Citation:
Pour discuter utilement de ce cas, il faut commencer par admettre ses parti-pris. Je n’ai pas assisté ni participé à la première phase du débat, seulement à la seconde. J’ignore si j’aurais été choqué de prime abord par la vision de la chemise à motifs, mais il est probable que non, et que ma part de culture geek (bd, science-fiction, jeux vidéos, dinosaures et ordinateurs) m’aurait plutôt porté à considérer comme amusant et anticonformiste le port d’un tel vêtement dans ce contexte.

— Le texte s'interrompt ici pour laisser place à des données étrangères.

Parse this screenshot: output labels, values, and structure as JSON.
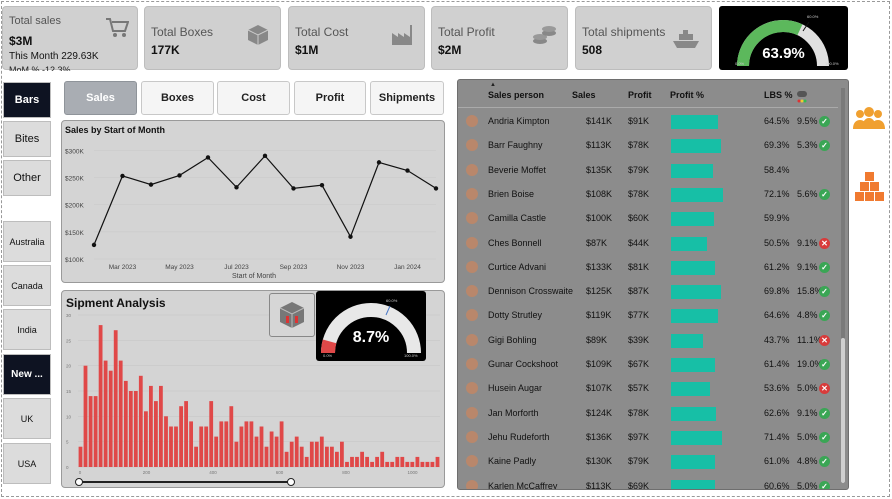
{
  "kpis": {
    "sales": {
      "title": "Total sales",
      "value": "$3M",
      "sub": "This Month 229.63K",
      "sub2": "MoM % -12.3%",
      "badge": "-12.3%"
    },
    "boxes": {
      "title": "Total Boxes",
      "value": "177K"
    },
    "cost": {
      "title": "Total Cost",
      "value": "$1M"
    },
    "profit": {
      "title": "Total Profit",
      "value": "$2M"
    },
    "shipments": {
      "title": "Total shipments",
      "value": "508"
    }
  },
  "gauge_main": {
    "value": "63.9%",
    "fraction": 0.639,
    "min": "0.0%",
    "max": "100.0%",
    "target": "60.0%"
  },
  "tabs": [
    "Sales",
    "Boxes",
    "Cost",
    "Profit",
    "Shipments"
  ],
  "category_buttons": [
    "Bars",
    "Bites",
    "Other"
  ],
  "country_buttons": [
    "Australia",
    "Canada",
    "India",
    "New ...",
    "UK",
    "USA"
  ],
  "line_chart": {
    "title": "Sales by Start of Month",
    "xlabel": "Start of Month"
  },
  "shipment": {
    "title": "Sipment Analysis",
    "gauge_value": "8.7%",
    "fraction": 0.087,
    "min": "0.0%",
    "max": "100.0%",
    "target": "60.0%"
  },
  "chart_data": [
    {
      "type": "line",
      "title": "Sales by Start of Month",
      "xlabel": "Start of Month",
      "ylabel": "",
      "x": [
        "Feb 2023",
        "Mar 2023",
        "Apr 2023",
        "May 2023",
        "Jun 2023",
        "Jul 2023",
        "Aug 2023",
        "Sep 2023",
        "Oct 2023",
        "Nov 2023",
        "Dec 2023",
        "Jan 2024",
        "Feb 2024"
      ],
      "x_tick_labels": [
        "Mar 2023",
        "May 2023",
        "Jul 2023",
        "Sep 2023",
        "Nov 2023",
        "Jan 2024"
      ],
      "values": [
        126000,
        253000,
        237000,
        254000,
        287000,
        232000,
        290000,
        230000,
        236000,
        141000,
        278000,
        263000,
        230000
      ],
      "y_tick_labels": [
        "$100K",
        "$150K",
        "$200K",
        "$250K",
        "$300K"
      ],
      "ylim": [
        100000,
        310000
      ]
    },
    {
      "type": "bar",
      "title": "Sipment Analysis",
      "x_tick_labels": [
        "0",
        "200",
        "400",
        "600",
        "800",
        "1000"
      ],
      "y_tick_labels": [
        "0",
        "5",
        "10",
        "15",
        "20",
        "25",
        "30"
      ],
      "ylim": [
        0,
        30
      ],
      "values": [
        4,
        20,
        14,
        14,
        28,
        21,
        19,
        27,
        21,
        17,
        15,
        15,
        18,
        11,
        16,
        13,
        16,
        10,
        8,
        8,
        12,
        13,
        9,
        4,
        8,
        8,
        13,
        6,
        9,
        9,
        12,
        5,
        8,
        9,
        9,
        6,
        8,
        4,
        7,
        6,
        9,
        3,
        5,
        6,
        4,
        2,
        5,
        5,
        6,
        4,
        4,
        3,
        5,
        1,
        2,
        2,
        3,
        2,
        1,
        2,
        3,
        1,
        1,
        2,
        2,
        1,
        1,
        2,
        1,
        1,
        1,
        2
      ]
    }
  ],
  "table": {
    "headers": {
      "person": "Sales person",
      "sales": "Sales",
      "profit": "Profit",
      "profit_pct": "Profit %",
      "lbs": "LBS %"
    },
    "rows": [
      {
        "name": "Andria Kimpton",
        "sales": "$141K",
        "profit": "$91K",
        "pct": "64.5%",
        "pct_val": 64.5,
        "lbs": "9.5%",
        "status": "ok"
      },
      {
        "name": "Barr Faughny",
        "sales": "$113K",
        "profit": "$78K",
        "pct": "69.3%",
        "pct_val": 69.3,
        "lbs": "5.3%",
        "status": "ok"
      },
      {
        "name": "Beverie Moffet",
        "sales": "$135K",
        "profit": "$79K",
        "pct": "58.4%",
        "pct_val": 58.4,
        "lbs": "",
        "status": ""
      },
      {
        "name": "Brien Boise",
        "sales": "$108K",
        "profit": "$78K",
        "pct": "72.1%",
        "pct_val": 72.1,
        "lbs": "5.6%",
        "status": "ok"
      },
      {
        "name": "Camilla Castle",
        "sales": "$100K",
        "profit": "$60K",
        "pct": "59.9%",
        "pct_val": 59.9,
        "lbs": "",
        "status": ""
      },
      {
        "name": "Ches Bonnell",
        "sales": "$87K",
        "profit": "$44K",
        "pct": "50.5%",
        "pct_val": 50.5,
        "lbs": "9.1%",
        "status": "bad"
      },
      {
        "name": "Curtice Advani",
        "sales": "$133K",
        "profit": "$81K",
        "pct": "61.2%",
        "pct_val": 61.2,
        "lbs": "9.1%",
        "status": "ok"
      },
      {
        "name": "Dennison Crosswaite",
        "sales": "$125K",
        "profit": "$87K",
        "pct": "69.8%",
        "pct_val": 69.8,
        "lbs": "15.8%",
        "status": "ok"
      },
      {
        "name": "Dotty Strutley",
        "sales": "$119K",
        "profit": "$77K",
        "pct": "64.6%",
        "pct_val": 64.6,
        "lbs": "4.8%",
        "status": "ok"
      },
      {
        "name": "Gigi Bohling",
        "sales": "$89K",
        "profit": "$39K",
        "pct": "43.7%",
        "pct_val": 43.7,
        "lbs": "11.1%",
        "status": "bad"
      },
      {
        "name": "Gunar Cockshoot",
        "sales": "$109K",
        "profit": "$67K",
        "pct": "61.4%",
        "pct_val": 61.4,
        "lbs": "19.0%",
        "status": "ok"
      },
      {
        "name": "Husein Augar",
        "sales": "$107K",
        "profit": "$57K",
        "pct": "53.6%",
        "pct_val": 53.6,
        "lbs": "5.0%",
        "status": "bad"
      },
      {
        "name": "Jan Morforth",
        "sales": "$124K",
        "profit": "$78K",
        "pct": "62.6%",
        "pct_val": 62.6,
        "lbs": "9.1%",
        "status": "ok"
      },
      {
        "name": "Jehu Rudeforth",
        "sales": "$136K",
        "profit": "$97K",
        "pct": "71.4%",
        "pct_val": 71.4,
        "lbs": "5.0%",
        "status": "ok"
      },
      {
        "name": "Kaine Padly",
        "sales": "$130K",
        "profit": "$79K",
        "pct": "61.0%",
        "pct_val": 61.0,
        "lbs": "4.8%",
        "status": "ok"
      },
      {
        "name": "Karlen McCaffrey",
        "sales": "$113K",
        "profit": "$69K",
        "pct": "60.6%",
        "pct_val": 60.6,
        "lbs": "5.0%",
        "status": "ok"
      }
    ]
  },
  "icons": [
    "cart-icon",
    "box-icon",
    "factory-icon",
    "coins-icon",
    "ship-icon",
    "people-icon",
    "boxes-stack-icon"
  ],
  "colors": {
    "accent": "#17bfa6",
    "bar": "#e04848",
    "gauge": "#5cb85c",
    "dark": "#0e1322"
  }
}
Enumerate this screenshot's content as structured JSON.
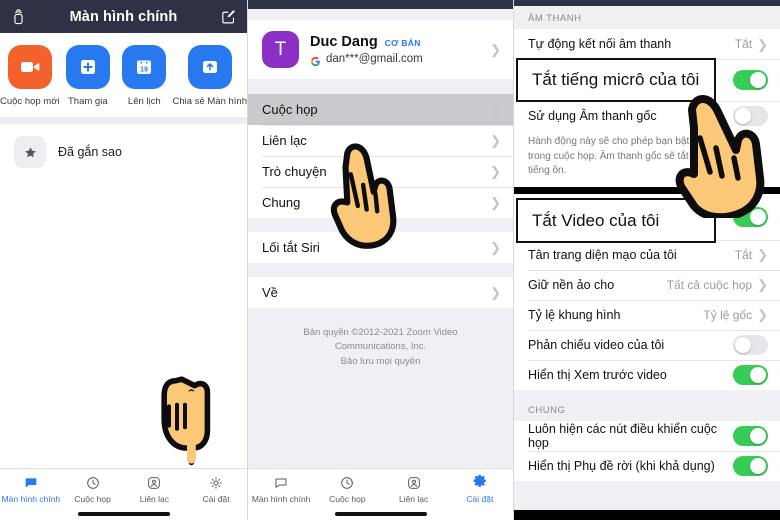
{
  "panel_home": {
    "header": {
      "title": "Màn hình chính",
      "cast_icon": "cast-icon",
      "edit_icon": "edit-compose-icon"
    },
    "actions": [
      {
        "label": "Cuộc họp mới",
        "icon": "video-camera-icon",
        "color": "#f3622c"
      },
      {
        "label": "Tham gia",
        "icon": "plus-icon",
        "color": "#2878f0"
      },
      {
        "label": "Lên lịch",
        "icon": "calendar-icon",
        "calendar_day": "19",
        "color": "#2878f0"
      },
      {
        "label": "Chia sẻ Màn hình",
        "icon": "share-screen-up-arrow-icon",
        "color": "#2878f0"
      }
    ],
    "starred": {
      "label": "Đã gắn sao",
      "icon": "star-icon"
    },
    "tabs": [
      {
        "label": "Màn hình chính",
        "icon": "chat-bubble-icon",
        "active": true
      },
      {
        "label": "Cuộc họp",
        "icon": "clock-icon",
        "active": false
      },
      {
        "label": "Liên lạc",
        "icon": "person-circle-icon",
        "active": false
      },
      {
        "label": "Cài đặt",
        "icon": "gear-icon",
        "active": false
      }
    ]
  },
  "panel_settings": {
    "account": {
      "avatar_initial": "T",
      "avatar_color": "#8c2fc4",
      "name": "Duc Dang",
      "badge": "CƠ BẢN",
      "email": "dan***@gmail.com",
      "provider_icon": "google-g-icon"
    },
    "menu_primary": [
      {
        "label": "Cuộc họp",
        "selected": true
      },
      {
        "label": "Liên lạc",
        "selected": false
      },
      {
        "label": "Trò chuyện",
        "selected": false
      },
      {
        "label": "Chung",
        "selected": false
      }
    ],
    "menu_siri": [
      {
        "label": "Lối tắt Siri",
        "selected": false
      }
    ],
    "menu_about": [
      {
        "label": "Về",
        "selected": false
      }
    ],
    "copyright_line1": "Bản quyền ©2012-2021 Zoom Video Communications, Inc.",
    "copyright_line2": "Bảo lưu mọi quyền",
    "tabs": [
      {
        "label": "Màn hình chính",
        "icon": "chat-bubble-icon",
        "active": false
      },
      {
        "label": "Cuộc họp",
        "icon": "clock-icon",
        "active": false
      },
      {
        "label": "Liên lạc",
        "icon": "person-circle-icon",
        "active": false
      },
      {
        "label": "Cài đặt",
        "icon": "gear-icon",
        "active": true
      }
    ]
  },
  "panel_meeting_settings": {
    "section_audio": "ÂM THANH",
    "rows_audio": [
      {
        "label": "Tự động kết nối âm thanh",
        "value": "Tắt",
        "control": "chevron"
      },
      {
        "label": "Tắt tiếng micrô của tôi",
        "control": "toggle",
        "state": "on"
      },
      {
        "label": "Sử dụng Âm thanh gốc",
        "control": "toggle",
        "state": "off"
      }
    ],
    "audio_description": "Hành động này sẽ cho phép bạn bật Âm thanh gốc trong cuộc họp. Âm thanh gốc sẽ tắt tính năng triệt tiếng ồn.",
    "rows_video": [
      {
        "label": "Tắt Video của tôi",
        "control": "toggle",
        "state": "on"
      },
      {
        "label": "Tân trang diện mạo của tôi",
        "value": "Tắt",
        "control": "chevron"
      },
      {
        "label": "Giữ nền ảo cho",
        "value": "Tất cả cuộc họp",
        "control": "chevron"
      },
      {
        "label": "Tỷ lệ khung hình",
        "value": "Tỷ lệ gốc",
        "control": "chevron"
      },
      {
        "label": "Phản chiếu video của tôi",
        "control": "toggle",
        "state": "off"
      },
      {
        "label": "Hiển thị Xem trước video",
        "control": "toggle",
        "state": "on"
      }
    ],
    "section_general": "CHUNG",
    "rows_general": [
      {
        "label": "Luôn hiện các nút điều khiển cuộc họp",
        "control": "toggle",
        "state": "on"
      },
      {
        "label": "Hiển thị Phụ đề rời (khi khả dụng)",
        "control": "toggle",
        "state": "on"
      }
    ]
  },
  "callouts": [
    {
      "text": "Tắt tiếng micrô của tôi"
    },
    {
      "text": "Tắt Video của tôi"
    }
  ],
  "cursors": [
    {
      "name": "hand-pointer-home"
    },
    {
      "name": "hand-pointer-meeting-menu"
    },
    {
      "name": "hand-pointer-mic-toggle"
    }
  ]
}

Mais j’apprends le féminisme. Essentiellement sur les blogs et dans les conversations en ligne, en suivant Crêpe Georgette, Mar Lard ou Mona Chollet. Même si ce combat est ancien, je vois bien que sa très faible empreinte dans les médias institutionnels (ne cherchez pas de critique féministe régulière dans Libé, Le Monde ni même Mediapart), ou la violence des réactions qui accueille le plus souvent le constat navré des discriminations sexistes attestent d’une conflictualité à vif. Recouvrir le combat féministe (comme le combat écologique) du manteau du politiquement correct est une triste blague, qui a à peu près le même degré de pertinence que d’accuser un abolitionniste des années 1800 d’excès de vertu.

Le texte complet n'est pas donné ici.